Chronique du futur

 

Quelques événements marquants de cet hiver 97-98, placé sous le signe de l'Enfant Jésus, peuvent nourrir la réflexion des cindyniciens sinon celle des décideurs.

 

La vie de la société moderne tient à un fil électrique. Qu'il vienne à se rompre et le chaos s'installe, même dans les communautés les plus policées. On n'avait, certes, jamais vu de mémoire, sinon d'homme mais du moins de responsable de la distribution électrique, un phénomène de pluie givrante aussi important, brutal, durable, et touchant une zone aussi vaste que celui qui a frappé au mois de janvier 1998 une partie de l'Ontario et, au Québec, Montréal et la région au Sud du Saint-Laurent.

 

Economiquement, les pertes ont été lourdes mais on va reconstruire à l'identique, jusqu'à la prochaine crise qu'on espère assez lointaine pour que la présente soit financièrement digérée et oubliée par les abonnés.
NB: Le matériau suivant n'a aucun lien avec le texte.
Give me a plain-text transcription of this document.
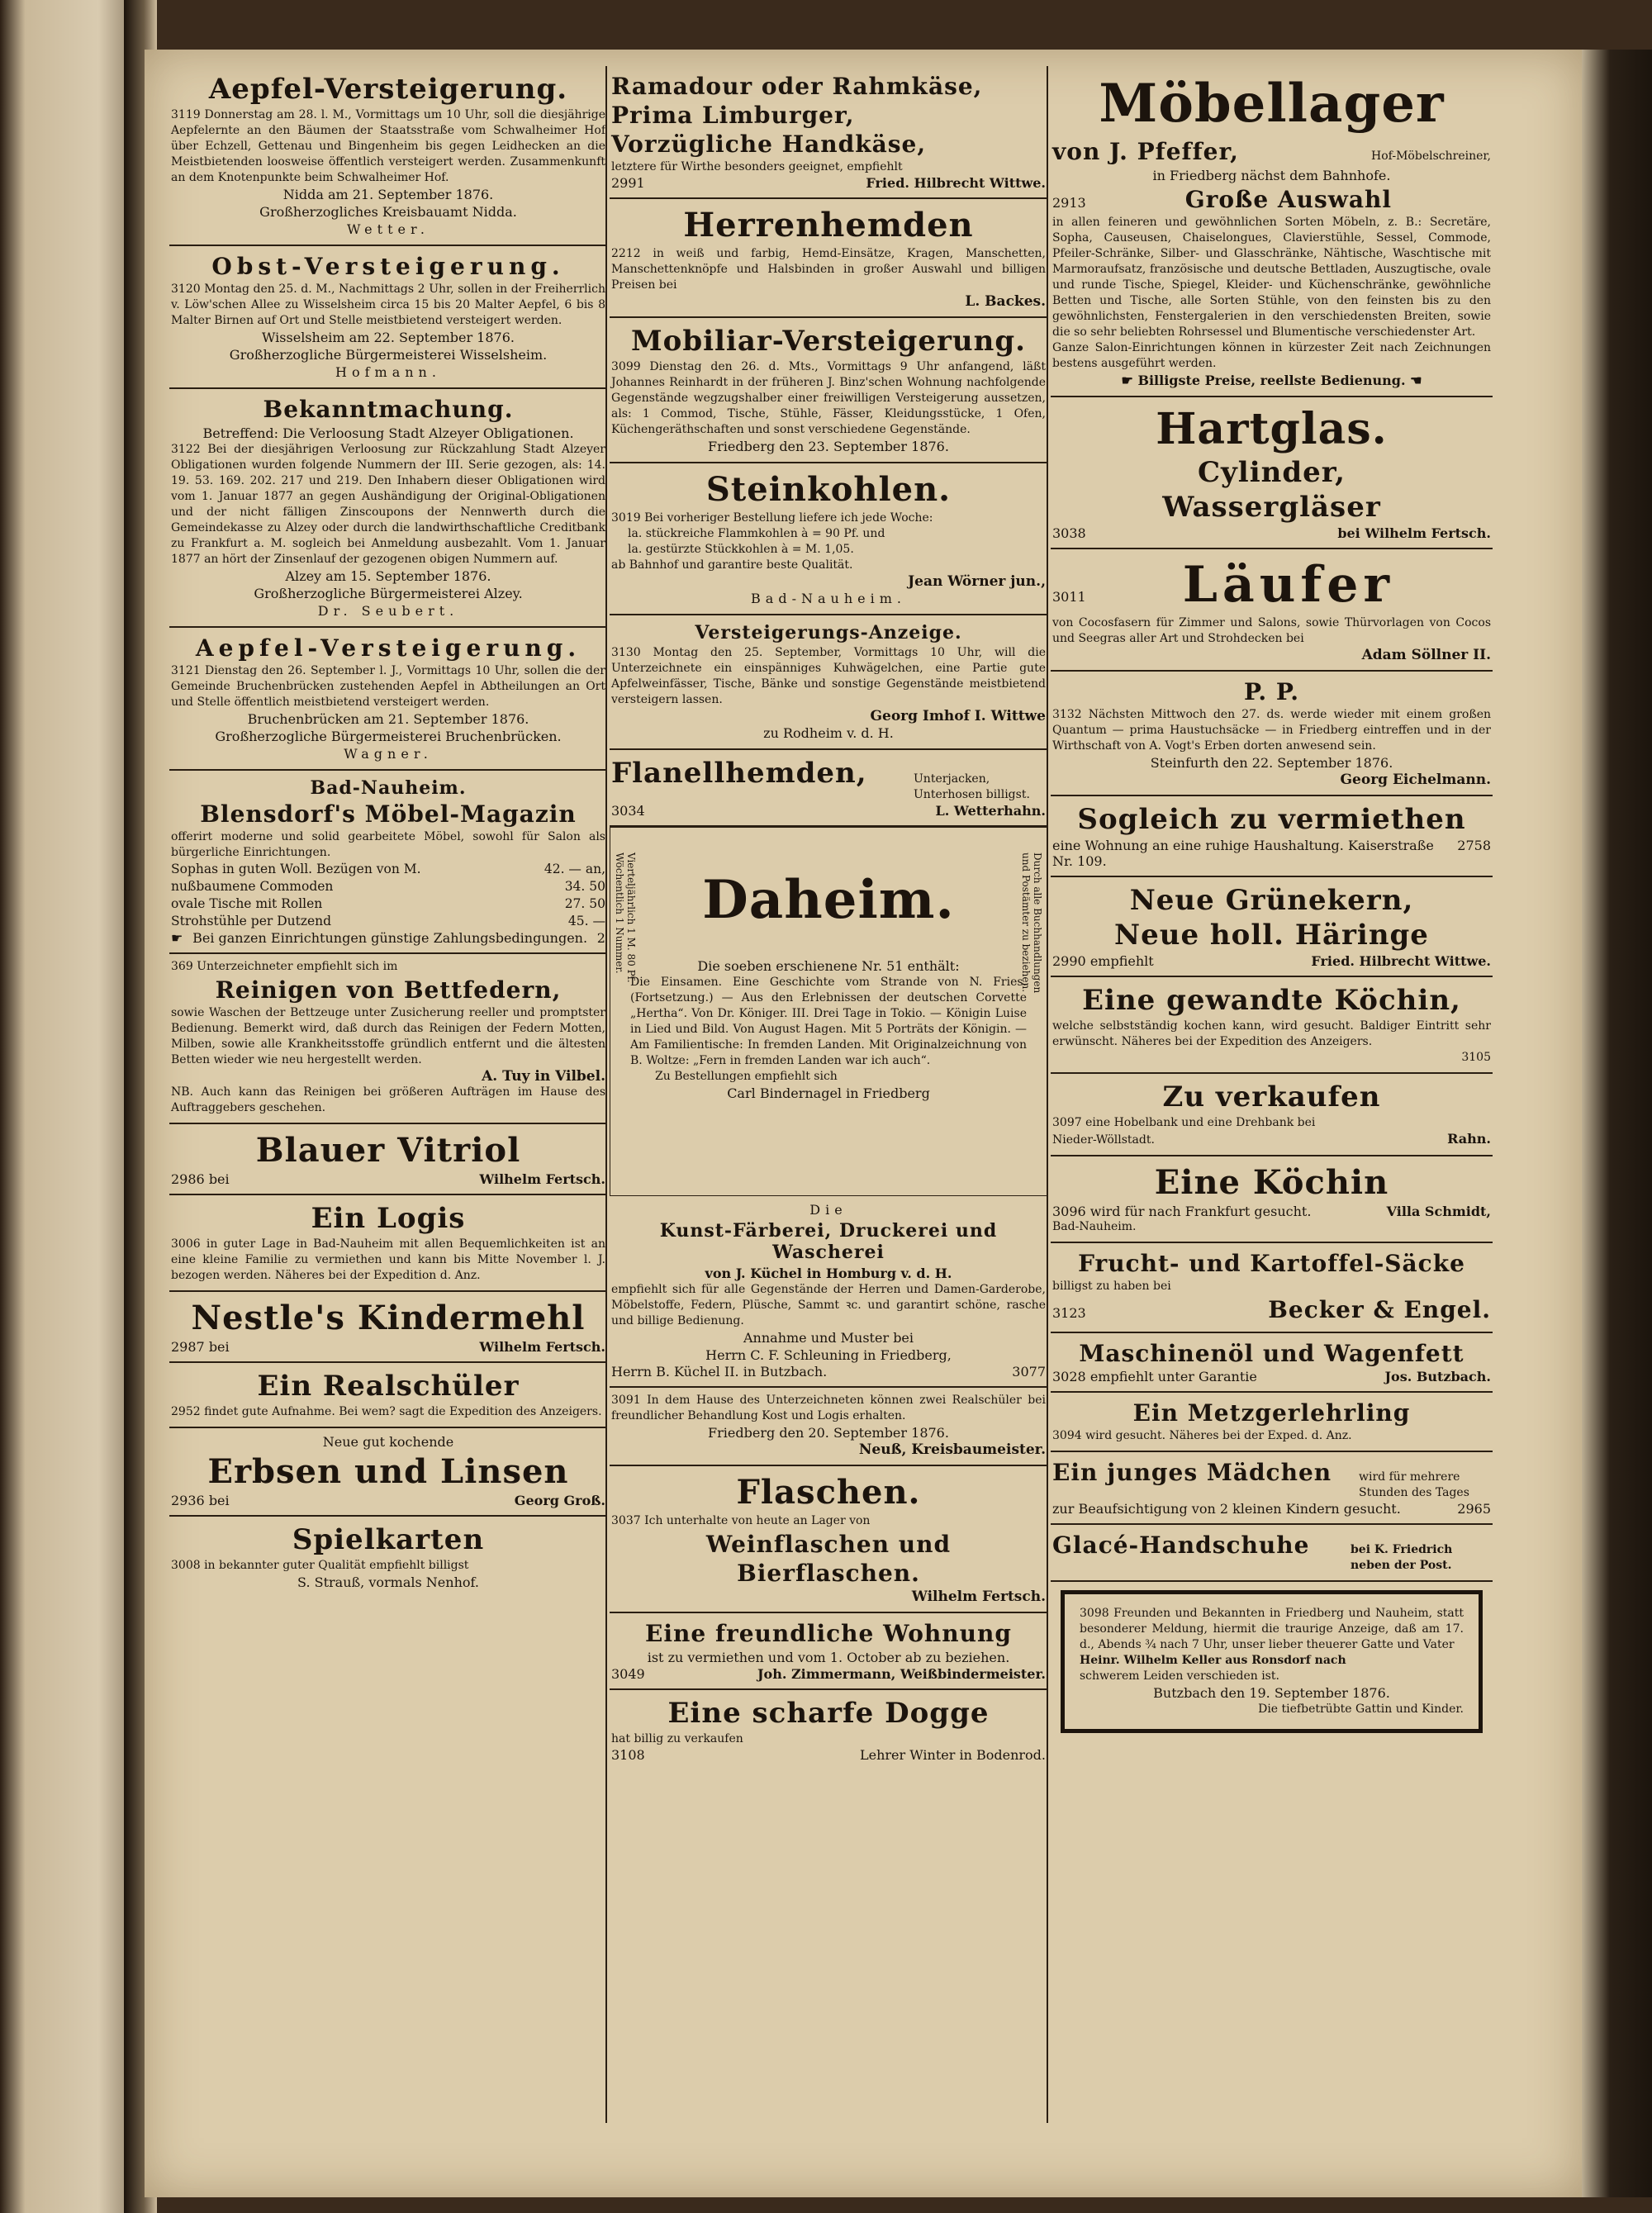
Aepfel-Versteigerung.
3119 Donnerstag am 28. l. M., Vormittags um 10 Uhr, soll die diesjährige Aepfelernte an den Bäumen der Staatsstraße vom Schwalheimer Hof über Echzell, Gettenau und Bingenheim bis gegen Leidhecken an die Meistbietenden loosweise öffentlich versteigert werden. Zusammenkunft an dem Knotenpunkte beim Schwalheimer Hof.
Nidda am 21. September 1876.
Großherzogliches Kreisbauamt Nidda.
Wetter.
Obst-Versteigerung.
3120 Montag den 25. d. M., Nachmittags 2 Uhr, sollen in der Freiherrlich v. Löw'schen Allee zu Wisselsheim circa 15 bis 20 Malter Aepfel, 6 bis 8 Malter Birnen auf Ort und Stelle meistbietend versteigert werden.
Wisselsheim am 22. September 1876.
Großherzogliche Bürgermeisterei Wisselsheim.
Hofmann.
Bekanntmachung.
Betreffend: Die Verloosung Stadt Alzeyer Obligationen.
3122 Bei der diesjährigen Verloosung zur Rückzahlung Stadt Alzeyer Obligationen wurden folgende Nummern der III. Serie gezogen, als: 14. 19. 53. 169. 202. 217 und 219. Den Inhabern dieser Obligationen wird vom 1. Januar 1877 an gegen Aushändigung der Original-Obligationen und der nicht fälligen Zinscoupons der Nennwerth durch die Gemeindekasse zu Alzey oder durch die landwirthschaftliche Creditbank zu Frankfurt a. M. sogleich bei Anmeldung ausbezahlt. Vom 1. Januar 1877 an hört der Zinsenlauf der gezogenen obigen Nummern auf.
Alzey am 15. September 1876.
Großherzogliche Bürgermeisterei Alzey.
Dr. Seubert.
Aepfel-Versteigerung.
3121 Dienstag den 26. September l. J., Vormittags 10 Uhr, sollen die der Gemeinde Bruchenbrücken zustehenden Aepfel in Abtheilungen an Ort und Stelle öffentlich meistbietend versteigert werden.
Bruchenbrücken am 21. September 1876.
Großherzogliche Bürgermeisterei Bruchenbrücken.
Wagner.
Bad-Nauheim.
Blensdorf's Möbel-Magazin
offerirt moderne und solid gearbeitete Möbel, sowohl für Salon als bürgerliche Einrichtungen.
Sophas in guten Woll. Bezügen von M.	42. — an,
nußbaumene Commoden	34. 50
ovale Tische mit Rollen	27. 50
Strohstühle per Dutzend	45. —
☛ Bei ganzen Einrichtungen günstige Zahlungsbedingungen. 2
369 Unterzeichneter empfiehlt sich im
Reinigen von Bettfedern,
sowie Waschen der Bettzeuge unter Zusicherung reeller und promptster Bedienung. Bemerkt wird, daß durch das Reinigen der Federn Motten, Milben, sowie alle Krankheitsstoffe gründlich entfernt und die ältesten Betten wieder wie neu hergestellt werden.
A. Tuy in Vilbel.
NB. Auch kann das Reinigen bei größeren Aufträgen im Hause des Auftraggebers geschehen.
Blauer Vitriol
2986 bei	Wilhelm Fertsch.
Ein Logis
3006 in guter Lage in Bad-Nauheim mit allen Bequemlichkeiten ist an eine kleine Familie zu vermiethen und kann bis Mitte November l. J. bezogen werden. Näheres bei der Expedition d. Anz.
Nestle's Kindermehl
2987 bei	Wilhelm Fertsch.
Ein Realschüler
2952 findet gute Aufnahme. Bei wem? sagt die Expedition des Anzeigers.
Neue gut kochende
Erbsen und Linsen
2936 bei	Georg Groß.
Spielkarten
3008 in bekannter guter Qualität empfiehlt billigst
S. Strauß, vormals Nenhof.
Ramadour oder Rahmkäse,
Prima Limburger,
Vorzügliche Handkäse,
letztere für Wirthe besonders geeignet, empfiehlt
2991	Fried. Hilbrecht Wittwe.
Herrenhemden
2212 in weiß und farbig, Hemd-Einsätze, Kragen, Manschetten, Manschettenknöpfe und Halsbinden in großer Auswahl und billigen Preisen bei
L. Backes.
Mobiliar-Versteigerung.
3099 Dienstag den 26. d. Mts., Vormittags 9 Uhr anfangend, läßt Johannes Reinhardt in der früheren J. Binz'schen Wohnung nachfolgende Gegenstände wegzugshalber einer freiwilligen Versteigerung aussetzen, als: 1 Commod, Tische, Stühle, Fässer, Kleidungsstücke, 1 Ofen, Küchengeräthschaften und sonst verschiedene Gegenstände.
Friedberg den 23. September 1876.
Steinkohlen.
3019 Bei vorheriger Bestellung liefere ich jede Woche:
la. stückreiche Flammkohlen à = 90 Pf. und
la. gestürzte Stückkohlen à = M. 1,05.
ab Bahnhof und garantire beste Qualität.
Jean Wörner jun.,
Bad-Nauheim.
Versteigerungs-Anzeige.
3130 Montag den 25. September, Vormittags 10 Uhr, will die Unterzeichnete ein einspänniges Kuhwägelchen, eine Partie gute Apfelweinfässer, Tische, Bänke und sonstige Gegenstände meistbietend versteigern lassen.
Georg Imhof I. Wittwe
zu Rodheim v. d. H.
Flanellhemden,	Unterjacken, Unterhosen billigst.
3034	L. Wetterhahn.
Vierteljährlich 1 M. 80 Pf. Wöchentlich 1 Nummer.	Durch alle Buchhandlungen und Postämter zu beziehen.
Daheim.
Die soeben erschienene Nr. 51 enthält:
Die Einsamen. Eine Geschichte vom Strande von N. Fries. (Fortsetzung.) — Aus den Erlebnissen der deutschen Corvette „Hertha“. Von Dr. Königer. III. Drei Tage in Tokio. — Königin Luise in Lied und Bild. Von August Hagen. Mit 5 Porträts der Königin. — Am Familientische: In fremden Landen. Mit Originalzeichnung von B. Woltze: „Fern in fremden Landen war ich auch“.
Zu Bestellungen empfiehlt sich
Carl Bindernagel in Friedberg
Die
Kunst-Färberei, Druckerei und Wascherei
von J. Küchel in Homburg v. d. H.
empfiehlt sich für alle Gegenstände der Herren und Damen-Garderobe, Möbelstoffe, Federn, Plüsche, Sammt ꝛc. und garantirt schöne, rasche und billige Bedienung.
Annahme und Muster bei
Herrn C. F. Schleuning in Friedberg,
Herrn B. Küchel II. in Butzbach.	3077
3091 In dem Hause des Unterzeichneten können zwei Realschüler bei freundlicher Behandlung Kost und Logis erhalten.
Friedberg den 20. September 1876.
Neuß, Kreisbaumeister.
Flaschen.
3037 Ich unterhalte von heute an Lager von
Weinflaschen und
Bierflaschen.
Wilhelm Fertsch.
Eine freundliche Wohnung
ist zu vermiethen und vom 1. October ab zu beziehen.
3049	Joh. Zimmermann, Weißbindermeister.
Eine scharfe Dogge
hat billig zu verkaufen
3108	Lehrer Winter in Bodenrod.
Möbellager
von J. Pfeffer,	Hof-Möbelschreiner,
in Friedberg nächst dem Bahnhofe.
2913	Große Auswahl
in allen feineren und gewöhnlichen Sorten Möbeln, z. B.: Secretäre, Sopha, Causeusen, Chaiselongues, Clavierstühle, Sessel, Commode, Pfeiler-Schränke, Silber- und Glasschränke, Nähtische, Waschtische mit Marmoraufsatz, französische und deutsche Bettladen, Auszugtische, ovale und runde Tische, Spiegel, Kleider- und Küchenschränke, gewöhnliche Betten und Tische, alle Sorten Stühle, von den feinsten bis zu den gewöhnlichsten, Fenstergalerien in den verschiedensten Breiten, sowie die so sehr beliebten Rohrsessel und Blumentische verschiedenster Art.
Ganze Salon-Einrichtungen können in kürzester Zeit nach Zeichnungen bestens ausgeführt werden.
☛ Billigste Preise, reellste Bedienung. ☚
Hartglas.
Cylinder,
Wassergläser
3038	bei Wilhelm Fertsch.
3011 Läufer
von Cocosfasern für Zimmer und Salons, sowie Thürvorlagen von Cocos und Seegras aller Art und Strohdecken bei
Adam Söllner II.
P. P.
3132 Nächsten Mittwoch den 27. ds. werde wieder mit einem großen Quantum — prima Haustuchsäcke — in Friedberg eintreffen und in der Wirthschaft von A. Vogt's Erben dorten anwesend sein.
Steinfurth den 22. September 1876.
Georg Eichelmann.
Sogleich zu vermiethen
eine Wohnung an eine ruhige Haushaltung. Kaiserstraße Nr. 109.
2758
Neue Grünekern,
Neue holl. Häringe
2990 empfiehlt	Fried. Hilbrecht Wittwe.
Eine gewandte Köchin,
welche selbstständig kochen kann, wird gesucht. Baldiger Eintritt sehr erwünscht. Näheres bei der Expedition des Anzeigers.
3105
Zu verkaufen
3097 eine Hobelbank und eine Drehbank bei
Nieder-Wöllstadt.	Rahn.
Eine Köchin
3096 wird für nach Frankfurt gesucht.	Villa Schmidt,
Bad-Nauheim.
Frucht- und Kartoffel-Säcke
billigst zu haben bei
3123	Becker & Engel.
Maschinenöl und Wagenfett
3028 empfiehlt unter Garantie	Jos. Butzbach.
Ein Metzgerlehrling
3094 wird gesucht. Näheres bei der Exped. d. Anz.
Ein junges Mädchen wird für mehrere Stunden des Tages
zur Beaufsichtigung von 2 kleinen Kindern gesucht.	2965
Glacé-Handschuhe	bei K. Friedrich neben der Post.
3098 Freunden und Bekannten in Friedberg und Nauheim, statt besonderer Meldung, hiermit die traurige Anzeige, daß am 17. d., Abends ¾ nach 7 Uhr, unser lieber theuerer Gatte und Vater
Heinr. Wilhelm Keller aus Ronsdorf nach
schwerem Leiden verschieden ist.
Butzbach den 19. September 1876.
Die tiefbetrübte Gattin und Kinder.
Ne devrait-on pas pourtant s'interroger sur la logique et un système qui concentre de plus en plus les sources ?

 

Il ne semble pas qu'on soit décidé à ouvrir le débat. Pourtant, au-delà de l'aspect purement économique, l'événement a mis en évidence la disparition de vertus d'entraide qu'on croyait

pourtant bien ancrées dans une société qui, depuis plus de trois siècles, a su faire face aux rigueurs du climat. Il a fallu que le Premier Ministre de la Province demande aux familles de reprendre en charge des personnes âgées placées dans des privés de tout moyen de chauffage et d'éclairage ; les vols des groupes électrogènes amenés en secours se sont multipliés...

 

Presque au même moment, à l'autre bout du monde un "black-out" comparable affectait Auckland, en Nouvelle-Zélande, en plein été austral : leur été très chaud avait eu raison de quatre vieux câbles

surchargés qui ont dû penser plus raisonnable de se mettre aussi en vacances.

Pour autant qu'on puisse se fier aux informations de la presse, il semble bien que l'accident était éminemment prévisible et la conséquence d'incohérences typiques des déficits cindyniciens : objectifs divergents de différents acteurs et incohérences des règles.

 

Comme souvent lorsque la réconciliation d'objectifs et d'intérêts contradictoires implique des choix et des décisions politiques, on préfère faire le gros dos et espérer que la situation pourra durer encore un été. Il sera intéressant d'observer ce qui se décidera dans les mois qui viennent à Auckland.

 

Mais puisque j'ai parlé du futur, je livrerai les résultats de ma dernière lecture des entrailles des poulets sacrés.

 

En cette fin de journée du mois d'août de l'an 2000 * dans le Bosphore, un pétrolier transportant une des premières cargaisons de pétrole uzbek chargé sur le nouveau terminal pétrolier de la Mer Noire est entré en collision avec un cargo puis a éperonné un ferry-boat qui traversait le détroit avec à son bord près d'un millier de touristes et de résidents. Après plus d'une journée d'effort, on a enfin réussi à maîtriser l'incendie mais on est loin d'avoir terminé le décompte des victimes.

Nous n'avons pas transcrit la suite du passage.